Ивашнев и Стольников переглянулись: верить ли? Слишком смело для фантазии, неужели факты?

— Секретарь видит, что я мастак на приемы и сопровождение, ну и пошло! Он секретарем райкома — я в райком, завхозом. Он в горкоме — я в управлении делами горкома…

— А сейчас он где? — поинтересовался Ивашнев, и только Павел мог заметить оттенок напряженности в этом бесхитростном вопросе.

— Наверно, вы на подведение итогов к нему и попадете. Он уже спрашивал меня, как идет ревизия.

Друзья поняли, что все это — моральное давление на них, давление авторитетами, пусть и безымянными.

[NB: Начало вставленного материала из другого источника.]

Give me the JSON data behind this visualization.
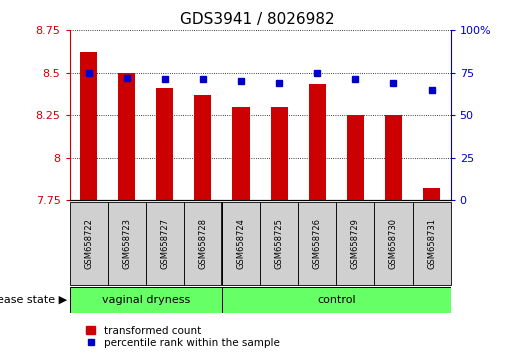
{
  "title": "GDS3941 / 8026982",
  "samples": [
    "GSM658722",
    "GSM658723",
    "GSM658727",
    "GSM658728",
    "GSM658724",
    "GSM658725",
    "GSM658726",
    "GSM658729",
    "GSM658730",
    "GSM658731"
  ],
  "transformed_count": [
    8.62,
    8.5,
    8.41,
    8.37,
    8.3,
    8.3,
    8.43,
    8.25,
    8.25,
    7.82
  ],
  "percentile_rank": [
    75,
    72,
    71,
    71,
    70,
    69,
    75,
    71,
    69,
    65
  ],
  "ylim_left": [
    7.75,
    8.75
  ],
  "ylim_right": [
    0,
    100
  ],
  "yticks_left": [
    7.75,
    8.0,
    8.25,
    8.5,
    8.75
  ],
  "yticks_right": [
    0,
    25,
    50,
    75,
    100
  ],
  "ytick_labels_left": [
    "7.75",
    "8",
    "8.25",
    "8.5",
    "8.75"
  ],
  "ytick_labels_right": [
    "0",
    "25",
    "50",
    "75",
    "100%"
  ],
  "bar_color": "#cc0000",
  "dot_color": "#0000cc",
  "bar_bottom": 7.75,
  "group_labels": [
    "vaginal dryness",
    "control"
  ],
  "group_split": 4,
  "group_color": "#66ff66",
  "disease_state_label": "disease state",
  "legend_bar_label": "transformed count",
  "legend_dot_label": "percentile rank within the sample",
  "left_axis_color": "#cc0000",
  "right_axis_color": "#0000cc",
  "sample_box_color": "#d0d0d0",
  "title_fontsize": 11
}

Одну за другой Михайленко доставал из ящика бутылки с чешским «Пльзеньским», попутно рассказывал о пивных Праги, о гостинице с пивопроводом в номера и счетчиками на манер электросчетчиков и о том, что у жюри международных конкурсов пива есть такой показатель: пена высотой в четыре сантиметра должна держаться не меньше четырех минут, тогда это напиток высокого класса. Стольников закурил, чтобы не пить много, и неожиданно закашлялся, чем дал Михайленко новый повод проявить заботу и гостеприимство:

— Не простыл, Паша? Уже не первый раз замечаю: кашляешь нехорошо. А в сауну? Три сеанса — и как рукой. У нас на даче банька что надо. Нет, не смотрите на меня так, дача не моя — управления, для семейных работников аппарата.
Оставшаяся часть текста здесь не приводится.